Human activities are causing many simultaneous changes to the chemistry of Earth’s atmosphere. These changes include increasing concentrations of ozone (O₃), nitrogen dioxide (NO₂), and carbon dioxide (CO₂), all of which have the potential to profoundly affect plant performance. In general, elevated CO₂ has been found to increase plant growth in the short term, but the growth response often decreases over time due to some other resource limitation or plant acclimation. In contrast, NO₂ enters plant leaves through the stomata and is converted to nitrate in the apoplast, making it a source of nitrogen for the plant potentially augmenting growth, but most laboratory studies suggest the oxidative damage caused by NO₂ counteracts any growth effect. Finally, O₃ is a strong oxidant and has nearly always been found to be detrimental to plants. We investigated the single and combined effects of elevated O₃ (100 ppb during the daylight hours five days per week), NO₂ (40 ppb), and CO₂ (560 ppm) on Arabidopsis thaliana grown in open-top chambers.
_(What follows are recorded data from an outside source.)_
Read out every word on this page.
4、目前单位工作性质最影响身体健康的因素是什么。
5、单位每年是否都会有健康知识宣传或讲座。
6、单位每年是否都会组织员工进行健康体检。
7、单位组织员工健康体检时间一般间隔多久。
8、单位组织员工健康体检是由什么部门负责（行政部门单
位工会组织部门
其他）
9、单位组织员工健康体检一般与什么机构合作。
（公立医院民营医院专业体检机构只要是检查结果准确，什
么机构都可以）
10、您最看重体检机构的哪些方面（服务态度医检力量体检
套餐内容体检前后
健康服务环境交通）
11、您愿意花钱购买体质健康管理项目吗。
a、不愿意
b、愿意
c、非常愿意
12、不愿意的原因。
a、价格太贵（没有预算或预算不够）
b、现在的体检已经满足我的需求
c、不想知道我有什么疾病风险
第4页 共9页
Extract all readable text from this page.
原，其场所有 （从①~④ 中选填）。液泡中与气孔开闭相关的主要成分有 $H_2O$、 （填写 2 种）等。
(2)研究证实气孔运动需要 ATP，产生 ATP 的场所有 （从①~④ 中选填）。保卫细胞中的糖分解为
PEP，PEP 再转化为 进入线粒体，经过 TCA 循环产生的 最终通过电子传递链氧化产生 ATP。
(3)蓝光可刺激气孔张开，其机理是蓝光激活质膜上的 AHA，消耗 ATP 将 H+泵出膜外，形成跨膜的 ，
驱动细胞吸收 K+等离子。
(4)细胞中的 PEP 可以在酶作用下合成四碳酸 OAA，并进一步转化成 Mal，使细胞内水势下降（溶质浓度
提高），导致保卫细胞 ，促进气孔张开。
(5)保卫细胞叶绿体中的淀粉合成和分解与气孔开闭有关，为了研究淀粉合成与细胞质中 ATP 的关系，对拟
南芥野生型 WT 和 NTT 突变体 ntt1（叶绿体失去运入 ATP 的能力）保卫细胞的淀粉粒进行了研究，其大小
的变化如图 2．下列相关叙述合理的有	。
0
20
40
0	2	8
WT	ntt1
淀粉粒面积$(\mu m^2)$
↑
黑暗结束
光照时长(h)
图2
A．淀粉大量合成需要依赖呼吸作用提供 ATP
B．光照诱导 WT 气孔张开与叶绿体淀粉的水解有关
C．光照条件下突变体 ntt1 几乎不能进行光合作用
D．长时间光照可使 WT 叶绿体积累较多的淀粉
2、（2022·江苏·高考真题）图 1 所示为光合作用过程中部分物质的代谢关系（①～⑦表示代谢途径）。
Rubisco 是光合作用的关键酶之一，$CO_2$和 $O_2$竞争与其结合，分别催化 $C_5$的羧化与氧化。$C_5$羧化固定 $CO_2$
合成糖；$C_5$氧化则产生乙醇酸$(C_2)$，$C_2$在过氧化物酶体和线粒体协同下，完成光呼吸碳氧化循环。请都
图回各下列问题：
We measured growth, phenology, and reproductive output throughout an 80-day growing period. 

Results/Conclusions

The single-gas effects on growth concurred with observations from previous studies. CO₂ increased growth and reproductive output as well as accelerating seed production. NO₂ had no effect on growth or reproductive output and only slightly delayed seed production when soil nitrogen was low. O₃ decreased growth and reproductive output, and delayed seed production. When under fumigation by two gases, NO₂ significantly decreased the effects of CO₂ fumigation, but only when soil nitrate was low. Under fumigation by all three gases, CO₂ fumigation largely eliminated the effects of NO₂ and O₃ fumigation observed in the single-gas fumigations. The most pronounced effect observed in this study was the combined fumigation of NO₂ and O₃. This treatment caused significantly decreased growth compared to O₃ fumigation alone and greatly delayed the production of seeds especially when soil nitrate was high. Given that O₃ and NO₂ tend to rise together in the atmosphere, our findings suggest that the influence of air pollution on plant performance or even the effect of ozone alone cannot be predicted by experiments examining the effect of single-gas fumigation. The combined effects of gases appear to be large and it will only be by quantifying plant performance under simulated future atmospheric conditions that we will be able to rigorously parameterize predictive models.